L’Ehpad n’a pas bonne presse auprès des personnes âgées et pourtant, ces établissements devenus de plus en plus médicalisés sont des lieux de vie qui prennent soin des personnes âgées qui ne peuvent plus s’occuper d’elles-mêmes et préviennent l’isolement, la perte d’autonomie. « Il faut aussi se poser la question : est-ce que l’aidant et l’entourage sont/restent en capacité de gérer ce maintien à domicile ? ». Envisager des alternatives au domicile permet de limiter des situations extrêmes mettant en danger le patient et/ou de son entourage, avec souvent des passages répétés aux urgences.

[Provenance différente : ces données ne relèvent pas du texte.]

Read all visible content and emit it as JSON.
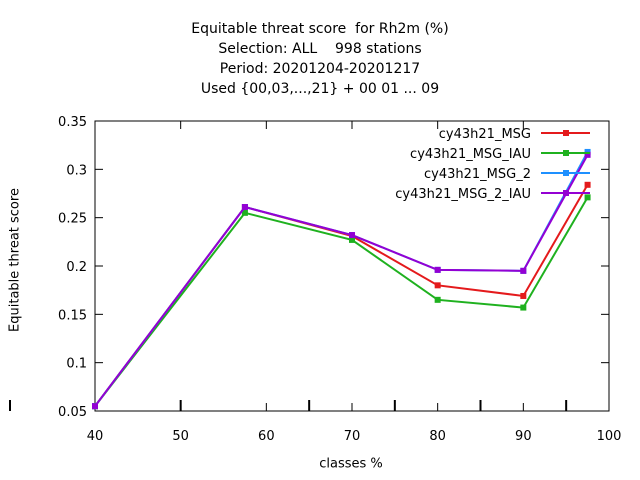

« En tant que gériatres (hôpital et médecins coordonnateur en Ehpad) il faut arriver à gérer la culpabilité de la famille qui pense qu’elle n’a pas su et pu faire assez pour maintenir son proche à domicile. L’engagement qu’elle avait porté est une difficulté personnelle à laquelle ils doivent faire face. C’est au médecin coordonnateur des Ehpad d’être dans cette démarche relationnelle pour que les relations entre les aidants et personnes âgées soient bonnes ».

Il est important d’anticiper, quand c’est possible, de telles décisions : « la question du maintien à domicile ne doit pas se décider uniquement sur une maladie. Parfois il peut même s’agir de solutions temporaires qui vont permettre d’améliorer une situation devenues trop difficile. Les soins de suite de réadaptation sont des endroits où les patients âgés restent en général un mois, ce qui donne un peu de temps au patient et à la famille, pour voir comment la personne évolue et se remet sur pied ».

 

La liberté de choix ?

« Nous touchons le domaine de l’éthico-pratique : la personne âgée a-t-elle la capacité fonctionnelle, est-elle en mesure de prendre des décisions ? Jusqu’où doit-on laisser décider pour elle ? ». Les situations peuvent être compliquées en effet car parfois elles ne sont pas à aptes à juger. « Le rôle du médecin gériatre est ici important : il n’arbitre pas et ne décide ni pour la personne âgée, ni pour la famille, mais il peut être médiateur. Notre évaluation approfondie de la situation nous permet d’essayer de faire des bonnes propositions qui entrent dans le projet de soin et le projet de vie de la personne âgée. »

La question est donc épineuse.

Pas étonnant que de nouveaux métiers, comme les gestionnaires de cas qui s’occupent de situations complexes émergent. « Grâce à elles des maintiens à domicile peuvent être possibles. »

« Je me souviens du cas d’une patiente qui avait des troubles psychiatriques anciens. La gestionnaire a réussi à procéder à un maintien à domicile prolongé puis au bout de 3 ans elle est finalement entrée en maison de retraite. Ces 3 années ont été rendues possible par son entremise et a indiscutablement contribué au bien-être de la dame âgée ».